So as we look to provide guidance for this year, we start with our Q4 run-rate and obviously look forward to a full year’s benefit from the acquisitions of Great Lakes and National Machine Tool. Then as we add our expectations for organic growth which we think will meet or exceed last years’ experience, we believe fee income growth will well exceed our 2014 growth levels.
So now turning to credit for a couple of minutes, we continued here again our strong progress and performance in the fourth quarter. Aggregate credit costs were better than expectations we set in previous calls. Charge-offs dropped substantially to just over $2 million as we generated better outcomes in moving some credits as well as in recoveries. This favorable result more than offset approximately $2 million in incremental and we would expect non-recurring expense in the quarter namely OREO write-downs and professional fees in our special assets area.
NPAs at 1.5% of loans are at a very manageable level for the long term, yet we anticipate further reductions in coming quarters driven by our low levels of past dues that Mike alluded to, as well as the visibility we have around some specific anticipated pay downs. Adverse performing loans also remain at a very manageable level. So in summary, we expect these dynamics to drive further credit quality improvements and lower annual credit costs going forward. And so with that, I will turn it over to Paul for margins and expenses.
Paul Clemens – Executive Vice President & Chief Financial Officer
Okay. Thanks, Mark and good morning, everyone. For the second consecutive quarter, net interest income increased 7% from the linked quarter. The increase from the third quarter was substantially due to the full quarter impact of the August 8th Popular acquisition and some smaller benefit from the December 2nd acquisition of Great Lakes Bank. Some of the key drivers associated with Great Lakes is the $200 million in loans with Great Lakes which added 4% loan growth as well as a higher yield of 4.50% compared to our legacy weight yield of 4.19%. The Great Lakes portfolio much like the Popular portfolio has a slightly greater proportion of fixed rate loans, roughly 60% to 40% ratio and ours is closer to 50/50 or slightly less.
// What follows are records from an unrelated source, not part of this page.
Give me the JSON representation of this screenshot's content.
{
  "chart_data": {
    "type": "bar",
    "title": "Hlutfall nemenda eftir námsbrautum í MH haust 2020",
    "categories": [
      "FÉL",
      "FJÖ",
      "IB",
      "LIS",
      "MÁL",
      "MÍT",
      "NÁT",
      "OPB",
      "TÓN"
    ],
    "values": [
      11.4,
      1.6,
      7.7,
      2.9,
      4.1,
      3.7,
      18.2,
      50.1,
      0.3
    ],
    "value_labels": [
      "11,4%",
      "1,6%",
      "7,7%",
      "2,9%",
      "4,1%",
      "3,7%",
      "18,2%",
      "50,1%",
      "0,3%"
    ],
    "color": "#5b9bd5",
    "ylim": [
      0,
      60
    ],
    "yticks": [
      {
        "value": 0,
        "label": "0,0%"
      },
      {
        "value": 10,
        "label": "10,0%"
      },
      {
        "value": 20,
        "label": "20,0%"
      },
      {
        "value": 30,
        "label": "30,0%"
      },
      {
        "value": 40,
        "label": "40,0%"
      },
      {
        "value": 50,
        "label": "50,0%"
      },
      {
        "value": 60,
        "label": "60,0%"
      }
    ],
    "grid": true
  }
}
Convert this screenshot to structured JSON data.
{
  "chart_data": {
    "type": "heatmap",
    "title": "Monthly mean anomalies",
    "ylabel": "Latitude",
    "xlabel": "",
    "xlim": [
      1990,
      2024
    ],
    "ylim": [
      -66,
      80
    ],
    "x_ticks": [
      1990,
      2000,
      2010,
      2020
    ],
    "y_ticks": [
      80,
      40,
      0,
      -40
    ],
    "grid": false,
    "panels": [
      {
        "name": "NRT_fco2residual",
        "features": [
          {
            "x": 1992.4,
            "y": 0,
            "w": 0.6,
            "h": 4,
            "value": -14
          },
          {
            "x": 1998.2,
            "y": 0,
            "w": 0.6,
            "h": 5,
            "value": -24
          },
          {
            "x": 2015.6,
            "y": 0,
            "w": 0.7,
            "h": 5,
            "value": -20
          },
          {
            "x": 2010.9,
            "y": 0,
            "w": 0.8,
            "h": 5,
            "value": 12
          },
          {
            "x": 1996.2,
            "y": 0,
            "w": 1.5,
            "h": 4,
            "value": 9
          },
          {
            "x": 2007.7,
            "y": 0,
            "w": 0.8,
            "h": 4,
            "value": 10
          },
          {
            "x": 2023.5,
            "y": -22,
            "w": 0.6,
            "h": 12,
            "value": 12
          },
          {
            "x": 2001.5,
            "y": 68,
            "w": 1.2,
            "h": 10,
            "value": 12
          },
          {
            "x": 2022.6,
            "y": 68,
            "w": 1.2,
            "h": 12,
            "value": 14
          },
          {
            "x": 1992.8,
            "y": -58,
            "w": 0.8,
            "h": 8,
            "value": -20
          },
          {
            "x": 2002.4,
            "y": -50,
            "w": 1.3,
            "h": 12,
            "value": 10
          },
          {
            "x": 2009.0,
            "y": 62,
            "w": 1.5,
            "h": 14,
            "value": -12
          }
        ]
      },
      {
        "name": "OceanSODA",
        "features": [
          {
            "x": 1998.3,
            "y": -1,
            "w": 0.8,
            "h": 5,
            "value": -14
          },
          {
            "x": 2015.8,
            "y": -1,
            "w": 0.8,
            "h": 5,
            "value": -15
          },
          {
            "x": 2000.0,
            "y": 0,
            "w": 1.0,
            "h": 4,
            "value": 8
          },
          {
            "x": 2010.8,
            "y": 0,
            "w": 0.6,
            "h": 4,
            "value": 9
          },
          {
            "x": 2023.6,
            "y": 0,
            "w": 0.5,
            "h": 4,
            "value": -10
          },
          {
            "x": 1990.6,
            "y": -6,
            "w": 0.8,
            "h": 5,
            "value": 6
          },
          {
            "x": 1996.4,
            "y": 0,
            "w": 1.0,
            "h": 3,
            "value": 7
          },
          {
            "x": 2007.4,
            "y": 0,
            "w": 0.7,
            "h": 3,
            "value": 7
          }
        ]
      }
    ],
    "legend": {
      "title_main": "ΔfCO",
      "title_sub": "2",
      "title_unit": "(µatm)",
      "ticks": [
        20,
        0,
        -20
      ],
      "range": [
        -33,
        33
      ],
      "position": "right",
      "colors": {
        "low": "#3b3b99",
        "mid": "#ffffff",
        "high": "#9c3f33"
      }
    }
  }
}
Likewise, deposits increased 4% with the $400 million in deposits from Great Lakes, offsetting the seasonal decline in municipal deposits. The weighted average cost of Great Lakes deposits is 13 basis points which is consistent with our legacy deposit base and we also acquired $210 million in securities from the Great Lakes portfolio, that acquisition.
We anticipated when we talked to you last our net interest margin excluding the impact of acquisitions would be in line with the third quarter and the full quarter impact of Popular would add 3 to 5 basis points including some level of accretion on the Popular loans. In fact for the quarter, we saw a slight decline from lower accretion on our covered loan portfolio of about 5 basis points which tends to jump around from one quarter to the other and some smaller amount of margin compression on our legacy portfolio. This is more than offset by a greater yield on our Popular portfolio which included $1.6 million or roughly 8 basis points from the accretion of the purchase accounting discount recorded on the acquired loans as well as a small benefit from Great Lakes for December.
As we look to 2015, I guess we should weigh in on our outlook for rates. Our current outlook for 2015 is that rates in the one month, the five-year part of the curve which is where we currently invest in lends start to move mid-2015 as the Fed moves on short-term rates. Therefore, margin for the first quarter should generally be in line with the fourth quarter though away from accretion. We will continue to see probably some further margin compression on our legacy portfolio with growth and net interest income driven primarily by the loans, investments and core deposits acquired from Great Lakes.